Weather data source: GHCN-daily database by the NOAA (ftp://ftp.ncdc.noaa.gov/pub/data/ghcn/daily)
Before downloading ftp data make sure to review Bash scripts and envirnonment setup.
$ cd data
$ for i in {1980..2014}; do wget ftp://ftp.ncdc.noaa.gov/pub/data/ghcn/daily/by_year/$i.csv.gz; done
Each YYYY.csv has the following comma-delimited schema:
Station, YYYYMMDD, Data_Type, Data_Value(s)
The mngr, pivotfile, scripter, and dataMaker scripts all transform this data into individual csv files per station separated by tab with the following pivoted schema:
YYYY-MM-DD, TMAX, TMIN, SNOW, SNWD, PRCP
These correspond with the five core elements of ghcn-data:
- TMAX = Maximum Temperature (tenths of ºC)
- TMIN = Minimum Temperature (tenths of ºC)
- SNOW = Snowfall (mm)
- SNWD = Snowdepth (mm)
- PRCP = Precipitation (tenths of mm)
Prepare the station location file:
wget ftp://ftp.ncdc.noaa.gov/pub/data/ghcn/daily/ghcnd-stations.txt
grep "^US" ghcnd-stations.txt > stations.txt
Download the pyscript haversine in and setup environment
We use the haversine distance formula to calculate approximate distance between stations and the major cities. The haversine formula takes longitude and latitude of locations to estimate distance using the radius of the earth as a weight. These are the coordinates:
- New York City = 40.65, -73.78
- Chicago = 41.98, -87.90
- San Francisco = 37.62, -122.38
- San Diego = 32.73, -117.17
- Los Angeles = 33.93, -118.40
- Atlanta = 33.65, -84.42
Use the scripts in the geography repo for easy preparation. After running the wrapper each city's stations are compiled in a folder corresponding to that city's abbreviation. This process also creates a new station location file that includes the station's distance to city in miles.
Currently we are using Pandas Dataframes in IPython notebooks to load station data as side-by-side columns in a city frame. But as of now there are too many stations for accurate analysis. Right now we are working on using various conditions to filter through stations per city. These parameters include:
- Missing data per date (NaN)
- Scrappy data (TMIN & TMAX = 0)
- Number of rows per station (indicates number of weather readings)

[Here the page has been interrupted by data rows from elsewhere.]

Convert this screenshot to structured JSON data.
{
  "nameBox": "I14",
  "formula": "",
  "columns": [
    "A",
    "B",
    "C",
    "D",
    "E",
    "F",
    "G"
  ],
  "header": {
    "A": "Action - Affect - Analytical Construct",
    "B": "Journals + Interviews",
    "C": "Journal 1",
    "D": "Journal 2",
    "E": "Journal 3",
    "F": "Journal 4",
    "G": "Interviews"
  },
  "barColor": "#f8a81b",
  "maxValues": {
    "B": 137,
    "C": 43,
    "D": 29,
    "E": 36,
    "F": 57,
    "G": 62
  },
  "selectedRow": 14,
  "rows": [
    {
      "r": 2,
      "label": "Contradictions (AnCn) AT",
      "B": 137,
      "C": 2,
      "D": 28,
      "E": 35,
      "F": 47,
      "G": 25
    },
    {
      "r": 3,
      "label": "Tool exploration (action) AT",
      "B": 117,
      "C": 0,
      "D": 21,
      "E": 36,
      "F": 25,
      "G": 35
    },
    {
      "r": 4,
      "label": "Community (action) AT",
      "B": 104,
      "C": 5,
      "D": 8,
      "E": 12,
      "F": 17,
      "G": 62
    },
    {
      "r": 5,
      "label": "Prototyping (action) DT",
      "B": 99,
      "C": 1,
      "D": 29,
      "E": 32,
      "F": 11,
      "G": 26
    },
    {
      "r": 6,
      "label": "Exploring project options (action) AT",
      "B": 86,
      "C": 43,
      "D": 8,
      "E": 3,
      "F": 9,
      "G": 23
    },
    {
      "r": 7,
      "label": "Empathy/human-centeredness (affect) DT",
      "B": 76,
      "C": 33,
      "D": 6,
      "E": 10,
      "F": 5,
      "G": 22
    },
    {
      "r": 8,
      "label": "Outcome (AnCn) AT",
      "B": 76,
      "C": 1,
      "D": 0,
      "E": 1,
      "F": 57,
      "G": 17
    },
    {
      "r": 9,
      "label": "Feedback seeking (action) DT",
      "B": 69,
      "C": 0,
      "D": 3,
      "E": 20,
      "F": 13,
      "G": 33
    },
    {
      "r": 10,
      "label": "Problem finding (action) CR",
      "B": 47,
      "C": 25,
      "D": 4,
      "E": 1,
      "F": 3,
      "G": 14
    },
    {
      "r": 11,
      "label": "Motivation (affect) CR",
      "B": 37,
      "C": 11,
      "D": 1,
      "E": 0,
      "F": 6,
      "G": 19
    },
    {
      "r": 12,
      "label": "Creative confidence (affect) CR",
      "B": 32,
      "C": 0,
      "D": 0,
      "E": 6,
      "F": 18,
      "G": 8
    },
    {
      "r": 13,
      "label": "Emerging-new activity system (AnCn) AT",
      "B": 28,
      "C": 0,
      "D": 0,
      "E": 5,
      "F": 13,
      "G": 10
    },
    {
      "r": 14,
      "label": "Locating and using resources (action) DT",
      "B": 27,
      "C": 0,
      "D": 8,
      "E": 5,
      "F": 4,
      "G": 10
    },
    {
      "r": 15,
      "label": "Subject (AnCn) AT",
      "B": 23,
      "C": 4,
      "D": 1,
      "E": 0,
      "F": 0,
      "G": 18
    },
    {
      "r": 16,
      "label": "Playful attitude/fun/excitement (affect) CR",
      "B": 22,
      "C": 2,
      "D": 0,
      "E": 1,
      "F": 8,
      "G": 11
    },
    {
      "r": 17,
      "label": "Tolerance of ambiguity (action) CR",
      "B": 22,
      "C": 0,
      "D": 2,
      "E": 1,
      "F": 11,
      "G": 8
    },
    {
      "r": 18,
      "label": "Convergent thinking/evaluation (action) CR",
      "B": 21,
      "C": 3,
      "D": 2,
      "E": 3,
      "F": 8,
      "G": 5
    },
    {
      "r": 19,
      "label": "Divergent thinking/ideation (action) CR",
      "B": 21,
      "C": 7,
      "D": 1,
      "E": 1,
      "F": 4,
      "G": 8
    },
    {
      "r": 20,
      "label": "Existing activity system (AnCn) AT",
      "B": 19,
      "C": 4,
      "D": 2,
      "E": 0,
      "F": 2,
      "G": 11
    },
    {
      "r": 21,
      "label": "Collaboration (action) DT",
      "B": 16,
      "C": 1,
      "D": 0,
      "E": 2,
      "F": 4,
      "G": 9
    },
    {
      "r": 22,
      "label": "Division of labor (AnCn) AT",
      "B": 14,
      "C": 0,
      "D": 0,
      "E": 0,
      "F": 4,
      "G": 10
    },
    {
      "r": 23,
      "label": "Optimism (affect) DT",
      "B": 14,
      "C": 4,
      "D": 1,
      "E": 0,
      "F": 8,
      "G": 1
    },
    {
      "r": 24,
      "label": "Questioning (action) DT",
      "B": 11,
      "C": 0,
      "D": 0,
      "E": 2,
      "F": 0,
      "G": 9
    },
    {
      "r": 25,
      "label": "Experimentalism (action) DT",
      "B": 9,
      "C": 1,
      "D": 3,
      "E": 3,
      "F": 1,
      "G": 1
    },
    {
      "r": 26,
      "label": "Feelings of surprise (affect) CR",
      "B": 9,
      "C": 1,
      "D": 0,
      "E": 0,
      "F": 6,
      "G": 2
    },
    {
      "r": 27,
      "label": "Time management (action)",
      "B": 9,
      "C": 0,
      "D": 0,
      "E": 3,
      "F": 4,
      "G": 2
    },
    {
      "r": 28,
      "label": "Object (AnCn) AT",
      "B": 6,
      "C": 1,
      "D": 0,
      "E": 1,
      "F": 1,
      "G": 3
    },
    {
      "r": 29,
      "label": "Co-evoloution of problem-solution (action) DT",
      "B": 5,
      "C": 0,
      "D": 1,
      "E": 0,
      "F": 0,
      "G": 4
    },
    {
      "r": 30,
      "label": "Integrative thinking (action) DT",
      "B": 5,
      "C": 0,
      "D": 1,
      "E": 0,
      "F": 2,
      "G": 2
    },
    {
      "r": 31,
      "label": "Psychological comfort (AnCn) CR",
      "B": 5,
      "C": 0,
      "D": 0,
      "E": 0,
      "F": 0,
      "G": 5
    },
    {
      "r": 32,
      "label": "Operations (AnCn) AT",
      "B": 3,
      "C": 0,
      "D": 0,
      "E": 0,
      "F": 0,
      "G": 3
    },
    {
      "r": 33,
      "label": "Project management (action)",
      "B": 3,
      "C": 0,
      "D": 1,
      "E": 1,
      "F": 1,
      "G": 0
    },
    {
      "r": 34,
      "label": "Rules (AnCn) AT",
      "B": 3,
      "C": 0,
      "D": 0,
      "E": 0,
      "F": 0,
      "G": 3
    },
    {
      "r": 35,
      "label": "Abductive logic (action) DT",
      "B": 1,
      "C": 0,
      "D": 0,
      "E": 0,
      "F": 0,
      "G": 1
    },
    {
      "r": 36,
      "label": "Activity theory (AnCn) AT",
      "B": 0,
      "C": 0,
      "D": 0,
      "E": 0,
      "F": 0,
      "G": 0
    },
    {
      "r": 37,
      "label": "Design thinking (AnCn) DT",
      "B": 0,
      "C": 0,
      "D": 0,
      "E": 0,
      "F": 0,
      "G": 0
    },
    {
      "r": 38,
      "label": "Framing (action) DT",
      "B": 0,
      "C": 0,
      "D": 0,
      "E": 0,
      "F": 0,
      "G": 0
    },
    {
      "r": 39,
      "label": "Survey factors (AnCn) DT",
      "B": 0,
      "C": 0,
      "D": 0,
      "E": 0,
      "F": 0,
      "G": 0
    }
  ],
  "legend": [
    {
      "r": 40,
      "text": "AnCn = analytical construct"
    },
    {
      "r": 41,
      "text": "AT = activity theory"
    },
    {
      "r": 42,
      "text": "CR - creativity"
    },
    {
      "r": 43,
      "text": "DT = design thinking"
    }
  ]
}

Stock Data Source: Historical Quotes
(http://finance.yahoo.com)
Using the same pandas dataframe process as the weather data loading, we included the stock data per file in a dataframe with the following schema: Date, Open, High, Low, Close, Volume
We use correlation matrices to determine the relationship between each station corresonding to a particular city.
The correlations depict whether particular station(s) were not similar to their peer stations.
For a full set of correlation matrices, check out the "Correlation Matrices~" file
Within the scripts page of the document, we provide an example IPython notebook of our design. Starting with ETL, we use scikit modules of GridSearch and various regressors to determine the optimal regression. We hope our sample code will illuminate our conceptualization more!